The economy is growing slowly, but snowstorms crimped activity along the East Coast last month, according to a Federal Reserve report.
The Fed's Beige Book survey, released Wednesday, showed that the nation's recovery is managing to plod ahead though not at a strong enough pace to persuade companies to ramp up hiring. The Fed said "economic conditions continued to expand ... although severe snowstorms in early February held back activity."
Of the Fed's 12 regions surveyed, nine showed improvement. The Richmond district, which includes Maryland, Virginia and the Carolinas, was hurt the most by the bad winter. That region reported economic activity had "slackened or remained soft across most sectors" because of the weather.
The economic setbacks from the weather come at a fragile time: The economy is struggling to recover from the worst and longest recession since the 1930s.
After a big growth spurt at the end of 2009, many economists believe the recovery lost steam in the first three months of this year. They predict it will grow at a pace of around 3 percent from January to March. That won't be fast enough to drive down the unemployment rate, now at 9.7 percent.
The jobs market "remained soft throughout the nation," the Fed reported.
When the government releases its new employment report on Friday, analysts expect it will show that the unemployment rate nudged up to 9.8 percent in February as companies slashed 50,000 jobs. The snowstorms, however, could lead to much steeper job losses for the month.
Federal Reserve Chairman Ben Bernanke told Congress last week that record-low interest rates are still needed to support economic activity. The Fed has held its key rate near zero for more than a year, and is expected to keep it there at its next meeting on March 16. The rationale: Super-low rates will induce Americans to boost spending, which would aid economic growth.

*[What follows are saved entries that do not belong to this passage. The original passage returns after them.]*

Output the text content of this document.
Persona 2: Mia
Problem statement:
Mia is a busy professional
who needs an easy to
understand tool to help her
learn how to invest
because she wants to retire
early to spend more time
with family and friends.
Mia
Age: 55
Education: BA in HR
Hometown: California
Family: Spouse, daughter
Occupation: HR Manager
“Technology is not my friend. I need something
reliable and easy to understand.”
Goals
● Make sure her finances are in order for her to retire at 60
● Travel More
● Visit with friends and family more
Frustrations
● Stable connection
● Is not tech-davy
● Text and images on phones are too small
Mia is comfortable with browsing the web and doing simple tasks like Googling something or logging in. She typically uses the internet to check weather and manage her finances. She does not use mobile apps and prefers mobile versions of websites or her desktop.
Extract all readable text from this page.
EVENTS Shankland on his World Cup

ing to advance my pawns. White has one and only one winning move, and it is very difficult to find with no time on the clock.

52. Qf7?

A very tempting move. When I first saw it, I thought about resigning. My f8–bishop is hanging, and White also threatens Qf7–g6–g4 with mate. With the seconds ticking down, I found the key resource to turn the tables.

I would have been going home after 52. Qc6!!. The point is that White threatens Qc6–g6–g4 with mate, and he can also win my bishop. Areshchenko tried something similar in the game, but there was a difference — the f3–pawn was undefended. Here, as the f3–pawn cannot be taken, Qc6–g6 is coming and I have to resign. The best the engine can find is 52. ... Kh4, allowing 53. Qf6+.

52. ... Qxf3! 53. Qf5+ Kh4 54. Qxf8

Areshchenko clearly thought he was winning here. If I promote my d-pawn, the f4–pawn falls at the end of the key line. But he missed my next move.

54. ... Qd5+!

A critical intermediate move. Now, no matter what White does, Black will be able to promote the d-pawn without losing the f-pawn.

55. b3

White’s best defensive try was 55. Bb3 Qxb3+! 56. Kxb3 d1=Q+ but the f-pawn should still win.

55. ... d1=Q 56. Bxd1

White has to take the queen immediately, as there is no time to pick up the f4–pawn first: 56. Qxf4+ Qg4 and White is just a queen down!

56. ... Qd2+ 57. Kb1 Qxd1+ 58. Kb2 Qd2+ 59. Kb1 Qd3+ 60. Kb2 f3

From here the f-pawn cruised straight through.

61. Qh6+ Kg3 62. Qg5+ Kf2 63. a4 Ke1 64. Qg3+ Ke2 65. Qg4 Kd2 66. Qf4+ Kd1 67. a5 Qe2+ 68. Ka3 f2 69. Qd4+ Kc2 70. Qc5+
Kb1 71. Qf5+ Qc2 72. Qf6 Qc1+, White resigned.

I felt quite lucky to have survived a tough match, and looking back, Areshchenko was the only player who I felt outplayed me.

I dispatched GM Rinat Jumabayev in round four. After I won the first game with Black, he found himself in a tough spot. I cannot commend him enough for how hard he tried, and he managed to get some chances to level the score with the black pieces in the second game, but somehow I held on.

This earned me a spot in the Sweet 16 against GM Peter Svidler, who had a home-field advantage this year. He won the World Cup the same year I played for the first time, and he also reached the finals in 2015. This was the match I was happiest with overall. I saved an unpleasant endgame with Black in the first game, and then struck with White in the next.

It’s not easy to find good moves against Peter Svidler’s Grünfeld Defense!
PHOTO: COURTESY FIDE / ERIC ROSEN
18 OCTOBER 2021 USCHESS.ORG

"The country is not living out a post-recession, post-crisis story. ... We're in an early chapter of the story, and the ending is uncertain — quite uncertain," Dennis Lockhart, president of the Federal Reserve Bank of Atlanta, said during a speech in New York on Wednesday.
On Wall Street, stocks lost strength after the Federal Reserve report, and were mixed in recent trading.
The Fed's survey said that consumer spending did show signs of improvements in many parts of the country. However, retailers in the Richmond region said sales were hurt by last month's snowstorms. Merchants in the Philadelphia region said sales had been improving before the snowstorms hit. And, tourism activity in New York City, which did pick up before the storms, also got pinched in early February because of the bad weather.
Meanwhile, manufacturing strengthened in most parts of the country, especially for high-tech equipment, automobiles and metals. Factories in the Philadelphia and Richmond regions, though, noted production delays due to the snowstorms. Some were able to make up the losses by having people work longer hours and extended shifts.
Demand for services was generally positive, particularly for health care and information technology firms.
A separate report out Wednesday said that the service sector in February logged its fastest growth in more than two year, though jobs remained elusive. The Institute for Supply Management's index rose to 53 in February, from 50.5 in January. Any level above 50 signals growth.
Bad weather hampered home sales and construction in regions including New York, Philadelphia and Atlanta. And, it was blamed for some of the sluggishness in car sales in some places.
Given the precarious state of the economy, Americans had little appetite to take out new loans, and most banks are still cautious about lending, the Fed report said. Lending is not back to normal, another reason why the recovery is expected to be only gradual.
"Economic activity is getting better — in fits and starts," observed Jennifer Lee, senior economist at BMO Capital Markets.
The survey, known as the Beige Book, is based on information collected by the Fed's 12 regional banks on or before Feb. 22. The report gives the Fed a way to keep its pulse on local economic conditions. It will figure into discussions when Bernanke and his colleagues meet later this month to gauge how long record-low rates will be needed to nurture the recovery.